As for cupola, about which my husband had his own ideas, it is far less familiar to him than the fornices and opercula that fill his waking hours. Anyway, he was wrong. The Oxford English Dictionary says it is pronounced with the stress on the first syllable, which sounds the same as Kew, where they have gardens. The other two vowels are the indeterminate sound so frequent in Received Pronunciation. The pukka version of cupola is just like the rather vulgar Scottish pronunciation of coupon – kewp’n.

In any case, cupola has retained its foreign air, having come into English from Italy only in the 16th century. English writers were happily indifferent to its form, referring during the 17th century to a cupelo, cupolo or cupuloes. Even in 1716 the Protestant Mercury called the dome of St Paul’s a cupilo. The French by contrast made it a word of their own, reserving La Coupole to denote the dome of the institute of the French Academy.

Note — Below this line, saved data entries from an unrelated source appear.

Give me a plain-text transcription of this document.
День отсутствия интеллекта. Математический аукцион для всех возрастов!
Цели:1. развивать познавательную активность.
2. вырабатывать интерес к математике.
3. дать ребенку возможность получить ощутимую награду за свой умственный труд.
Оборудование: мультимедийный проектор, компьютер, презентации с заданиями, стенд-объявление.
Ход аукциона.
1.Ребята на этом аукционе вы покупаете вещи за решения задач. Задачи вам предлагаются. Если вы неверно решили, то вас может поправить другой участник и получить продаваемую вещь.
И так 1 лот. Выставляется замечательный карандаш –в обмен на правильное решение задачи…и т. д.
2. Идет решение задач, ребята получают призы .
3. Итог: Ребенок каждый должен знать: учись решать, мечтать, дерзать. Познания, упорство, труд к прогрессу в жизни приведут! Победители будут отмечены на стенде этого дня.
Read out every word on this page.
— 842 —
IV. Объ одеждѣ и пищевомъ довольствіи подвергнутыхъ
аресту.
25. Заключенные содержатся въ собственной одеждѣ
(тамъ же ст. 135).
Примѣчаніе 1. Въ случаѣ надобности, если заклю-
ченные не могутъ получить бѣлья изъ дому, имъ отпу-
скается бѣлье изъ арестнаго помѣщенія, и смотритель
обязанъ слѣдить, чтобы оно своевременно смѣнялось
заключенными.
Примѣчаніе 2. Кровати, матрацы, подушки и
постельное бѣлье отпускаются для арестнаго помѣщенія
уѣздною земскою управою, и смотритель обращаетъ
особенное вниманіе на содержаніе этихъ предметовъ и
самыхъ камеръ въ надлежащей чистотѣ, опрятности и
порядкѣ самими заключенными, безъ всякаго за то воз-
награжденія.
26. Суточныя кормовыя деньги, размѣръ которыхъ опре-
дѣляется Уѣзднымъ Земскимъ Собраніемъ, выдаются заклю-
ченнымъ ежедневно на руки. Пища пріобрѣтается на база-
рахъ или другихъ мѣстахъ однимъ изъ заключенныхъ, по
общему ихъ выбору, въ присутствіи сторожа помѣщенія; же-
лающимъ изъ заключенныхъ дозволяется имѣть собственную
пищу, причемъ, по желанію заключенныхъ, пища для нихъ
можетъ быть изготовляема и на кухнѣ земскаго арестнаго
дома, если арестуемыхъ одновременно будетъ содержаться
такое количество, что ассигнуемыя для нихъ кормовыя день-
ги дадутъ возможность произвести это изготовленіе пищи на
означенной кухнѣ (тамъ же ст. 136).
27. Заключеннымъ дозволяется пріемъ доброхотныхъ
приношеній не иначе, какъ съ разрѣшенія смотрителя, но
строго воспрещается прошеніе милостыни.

This is how specialised usages thrive in independent semantic fiefdoms even when they are closely related to other words in common use, as with cup, in English, which was in use before the Conquest. It comes from the same word in late Latin as cupola, or almost the same word, for the Latin diminutive cupula comes from cupa ‘a cask’, while cup comes from a slightly different Latin form, cuppa. Cuppa gives coppa in Italian, copa in Spanish, and eventually coupe in French.

Our recent, domestic, slightly jocular cuppa takes cup back to its natal form. ‘Come whoam, come whoam, you piece of dirt,’ as Seth or someone says in Cold Comfort Farm, ‘We’ve no more business here, and I lusts for me cuppa.’ Me too.